My current game project has very bright, colourful, simple graphics. I am however trying to craft something involving and meaningful - in the sense that I want people to experience a sense of agency. I want players to feel that the act of play will reveal the systems at work, therefore allowing them to improve their score and have a more enjoyable time.
In trying to build a game that isn't too shallow, I started layering conditions on conditions. Events on events, some random, some not. Sometimes X might happen, sometimes Y, and sometimes neither. Herein lay the problem.
In order to meet sudden conditions posed by the game, the player needs to plan ahead. The random nature of these conditions was at odds with creating a sound feedback loop. I found players might sometimes find themselves preparing for a rainy day that never comes.

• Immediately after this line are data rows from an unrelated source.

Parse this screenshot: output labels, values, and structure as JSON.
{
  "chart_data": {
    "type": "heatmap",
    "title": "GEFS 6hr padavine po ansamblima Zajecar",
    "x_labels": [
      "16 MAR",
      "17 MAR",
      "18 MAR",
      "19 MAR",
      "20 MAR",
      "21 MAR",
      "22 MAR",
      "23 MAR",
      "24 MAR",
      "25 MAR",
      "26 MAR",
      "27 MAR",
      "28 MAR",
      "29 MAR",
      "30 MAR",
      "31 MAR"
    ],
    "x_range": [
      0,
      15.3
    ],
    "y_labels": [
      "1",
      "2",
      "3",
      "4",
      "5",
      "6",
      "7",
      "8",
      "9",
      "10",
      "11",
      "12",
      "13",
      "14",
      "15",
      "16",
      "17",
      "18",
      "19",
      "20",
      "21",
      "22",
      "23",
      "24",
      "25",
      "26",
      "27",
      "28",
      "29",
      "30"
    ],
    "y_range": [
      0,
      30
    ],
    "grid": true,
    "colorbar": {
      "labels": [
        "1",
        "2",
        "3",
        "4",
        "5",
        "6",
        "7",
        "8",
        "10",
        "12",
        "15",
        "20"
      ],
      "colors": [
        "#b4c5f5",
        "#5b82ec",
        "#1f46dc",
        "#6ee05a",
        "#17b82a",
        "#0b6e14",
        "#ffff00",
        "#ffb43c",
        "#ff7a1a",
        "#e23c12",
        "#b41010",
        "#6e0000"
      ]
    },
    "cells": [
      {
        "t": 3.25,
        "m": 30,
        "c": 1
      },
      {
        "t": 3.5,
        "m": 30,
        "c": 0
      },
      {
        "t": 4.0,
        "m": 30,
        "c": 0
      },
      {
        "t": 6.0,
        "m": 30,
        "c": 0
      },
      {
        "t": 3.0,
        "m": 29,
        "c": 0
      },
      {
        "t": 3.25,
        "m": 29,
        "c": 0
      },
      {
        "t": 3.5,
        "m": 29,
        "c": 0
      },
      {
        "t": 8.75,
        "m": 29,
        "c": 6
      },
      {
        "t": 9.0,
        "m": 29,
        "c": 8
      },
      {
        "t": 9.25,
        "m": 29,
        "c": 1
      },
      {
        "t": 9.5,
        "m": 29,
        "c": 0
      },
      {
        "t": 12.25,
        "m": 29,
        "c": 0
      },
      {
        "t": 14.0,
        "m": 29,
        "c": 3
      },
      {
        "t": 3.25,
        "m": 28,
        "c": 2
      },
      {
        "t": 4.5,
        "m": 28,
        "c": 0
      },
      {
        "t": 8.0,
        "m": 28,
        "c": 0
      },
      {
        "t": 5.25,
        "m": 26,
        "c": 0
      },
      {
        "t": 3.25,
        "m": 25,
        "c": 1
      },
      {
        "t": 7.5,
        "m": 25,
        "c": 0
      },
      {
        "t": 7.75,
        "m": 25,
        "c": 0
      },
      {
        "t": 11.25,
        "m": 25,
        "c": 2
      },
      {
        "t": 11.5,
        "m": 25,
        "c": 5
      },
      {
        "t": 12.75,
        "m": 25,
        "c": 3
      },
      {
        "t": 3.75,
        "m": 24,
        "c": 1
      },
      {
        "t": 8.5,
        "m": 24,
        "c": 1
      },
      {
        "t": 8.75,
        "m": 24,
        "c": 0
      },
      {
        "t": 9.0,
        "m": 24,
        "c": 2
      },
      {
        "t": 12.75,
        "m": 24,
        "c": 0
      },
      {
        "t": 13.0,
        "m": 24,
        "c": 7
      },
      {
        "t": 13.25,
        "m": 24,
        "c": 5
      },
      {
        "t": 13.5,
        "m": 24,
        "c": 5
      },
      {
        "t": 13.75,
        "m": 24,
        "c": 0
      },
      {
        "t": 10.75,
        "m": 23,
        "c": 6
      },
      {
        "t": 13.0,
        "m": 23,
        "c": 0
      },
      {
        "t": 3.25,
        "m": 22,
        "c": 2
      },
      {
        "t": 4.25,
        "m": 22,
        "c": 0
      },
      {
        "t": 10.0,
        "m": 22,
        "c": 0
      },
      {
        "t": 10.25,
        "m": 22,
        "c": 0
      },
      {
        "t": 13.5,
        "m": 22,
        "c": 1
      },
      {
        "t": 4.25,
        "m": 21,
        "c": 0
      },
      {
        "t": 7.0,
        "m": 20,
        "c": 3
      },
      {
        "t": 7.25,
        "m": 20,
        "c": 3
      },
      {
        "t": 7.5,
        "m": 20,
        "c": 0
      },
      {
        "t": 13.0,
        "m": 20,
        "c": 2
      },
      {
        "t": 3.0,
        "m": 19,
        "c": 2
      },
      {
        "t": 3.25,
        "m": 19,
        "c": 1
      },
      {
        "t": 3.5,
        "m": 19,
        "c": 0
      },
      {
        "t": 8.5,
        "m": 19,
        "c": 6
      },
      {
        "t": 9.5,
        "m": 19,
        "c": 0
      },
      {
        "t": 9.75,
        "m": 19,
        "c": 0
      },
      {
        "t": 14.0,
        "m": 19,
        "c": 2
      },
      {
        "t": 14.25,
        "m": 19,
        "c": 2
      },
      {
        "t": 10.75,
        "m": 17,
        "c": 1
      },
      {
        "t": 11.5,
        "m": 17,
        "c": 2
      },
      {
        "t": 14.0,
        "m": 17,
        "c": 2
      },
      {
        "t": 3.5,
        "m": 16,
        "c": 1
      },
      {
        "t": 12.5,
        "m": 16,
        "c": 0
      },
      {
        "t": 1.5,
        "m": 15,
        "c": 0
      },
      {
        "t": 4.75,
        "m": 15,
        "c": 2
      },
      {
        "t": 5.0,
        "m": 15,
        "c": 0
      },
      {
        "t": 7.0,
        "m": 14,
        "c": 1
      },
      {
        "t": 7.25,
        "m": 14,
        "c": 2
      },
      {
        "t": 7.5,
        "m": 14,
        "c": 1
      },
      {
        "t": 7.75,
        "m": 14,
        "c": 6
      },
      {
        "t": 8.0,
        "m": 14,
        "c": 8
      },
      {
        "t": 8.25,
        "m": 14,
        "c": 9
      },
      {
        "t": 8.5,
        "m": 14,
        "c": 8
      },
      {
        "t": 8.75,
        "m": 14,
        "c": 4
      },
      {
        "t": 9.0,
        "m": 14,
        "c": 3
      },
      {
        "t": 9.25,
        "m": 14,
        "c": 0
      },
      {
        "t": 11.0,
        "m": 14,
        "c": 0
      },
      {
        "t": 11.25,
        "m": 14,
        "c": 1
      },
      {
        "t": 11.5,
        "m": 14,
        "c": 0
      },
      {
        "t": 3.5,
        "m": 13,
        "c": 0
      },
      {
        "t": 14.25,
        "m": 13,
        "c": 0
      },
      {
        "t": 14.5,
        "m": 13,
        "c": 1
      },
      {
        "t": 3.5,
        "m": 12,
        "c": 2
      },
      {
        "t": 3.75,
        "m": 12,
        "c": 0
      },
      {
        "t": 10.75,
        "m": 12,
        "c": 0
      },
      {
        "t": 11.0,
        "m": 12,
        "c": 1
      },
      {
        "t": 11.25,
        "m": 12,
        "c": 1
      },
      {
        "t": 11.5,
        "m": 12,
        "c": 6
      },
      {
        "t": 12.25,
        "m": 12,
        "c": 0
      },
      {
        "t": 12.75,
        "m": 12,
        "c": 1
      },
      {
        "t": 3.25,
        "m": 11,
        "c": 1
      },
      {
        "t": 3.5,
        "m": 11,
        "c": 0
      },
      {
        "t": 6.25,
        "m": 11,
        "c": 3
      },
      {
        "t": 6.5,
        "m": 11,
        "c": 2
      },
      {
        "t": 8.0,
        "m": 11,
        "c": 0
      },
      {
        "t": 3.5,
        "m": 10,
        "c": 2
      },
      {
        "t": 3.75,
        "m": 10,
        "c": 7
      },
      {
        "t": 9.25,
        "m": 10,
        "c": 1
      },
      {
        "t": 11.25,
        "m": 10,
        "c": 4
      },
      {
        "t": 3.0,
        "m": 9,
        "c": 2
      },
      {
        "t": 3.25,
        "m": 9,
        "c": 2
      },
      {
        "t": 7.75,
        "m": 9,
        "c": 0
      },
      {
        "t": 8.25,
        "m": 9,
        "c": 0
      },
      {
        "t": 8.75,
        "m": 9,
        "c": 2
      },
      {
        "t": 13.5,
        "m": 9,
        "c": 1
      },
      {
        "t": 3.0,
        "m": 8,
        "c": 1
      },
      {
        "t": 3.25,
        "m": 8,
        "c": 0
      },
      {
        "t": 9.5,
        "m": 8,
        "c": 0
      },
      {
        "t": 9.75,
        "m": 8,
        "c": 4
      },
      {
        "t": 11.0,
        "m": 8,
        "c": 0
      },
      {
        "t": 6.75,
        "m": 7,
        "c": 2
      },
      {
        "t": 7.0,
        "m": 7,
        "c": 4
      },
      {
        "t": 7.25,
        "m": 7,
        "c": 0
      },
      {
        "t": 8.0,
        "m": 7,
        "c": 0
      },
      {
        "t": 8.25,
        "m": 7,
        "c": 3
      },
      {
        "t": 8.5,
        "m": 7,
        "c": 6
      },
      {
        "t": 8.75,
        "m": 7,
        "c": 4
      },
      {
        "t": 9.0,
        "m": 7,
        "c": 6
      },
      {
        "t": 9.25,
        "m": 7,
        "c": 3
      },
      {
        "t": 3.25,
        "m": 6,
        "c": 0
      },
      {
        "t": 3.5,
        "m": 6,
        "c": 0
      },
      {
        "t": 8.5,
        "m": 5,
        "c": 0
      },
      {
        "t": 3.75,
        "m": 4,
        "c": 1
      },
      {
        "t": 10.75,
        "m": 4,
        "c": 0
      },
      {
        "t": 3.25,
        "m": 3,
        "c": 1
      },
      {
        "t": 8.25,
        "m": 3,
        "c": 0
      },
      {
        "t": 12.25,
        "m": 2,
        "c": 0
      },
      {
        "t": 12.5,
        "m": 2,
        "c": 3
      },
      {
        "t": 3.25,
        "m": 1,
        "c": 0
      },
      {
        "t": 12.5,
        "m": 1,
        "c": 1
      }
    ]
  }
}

The game threatens you. You rise to the challenge, only to find it responds 'just kidding, you've been wasting your time, you needn't of planned ahead so much'.
The answer in this case: simplify the systems that trigger events and establish winning/scoring conditions. Implement a higher level of redundancy, therefore boosting agency and a sense of reward for making meaningful strategic decisions. With a simpler system at work, one that features less random elements, the player can learn the game (to some degree), isolate the key strategies required for a (not quite) perfect playthrough...
and most importantly: enjoy themselves and get a flipping huge score.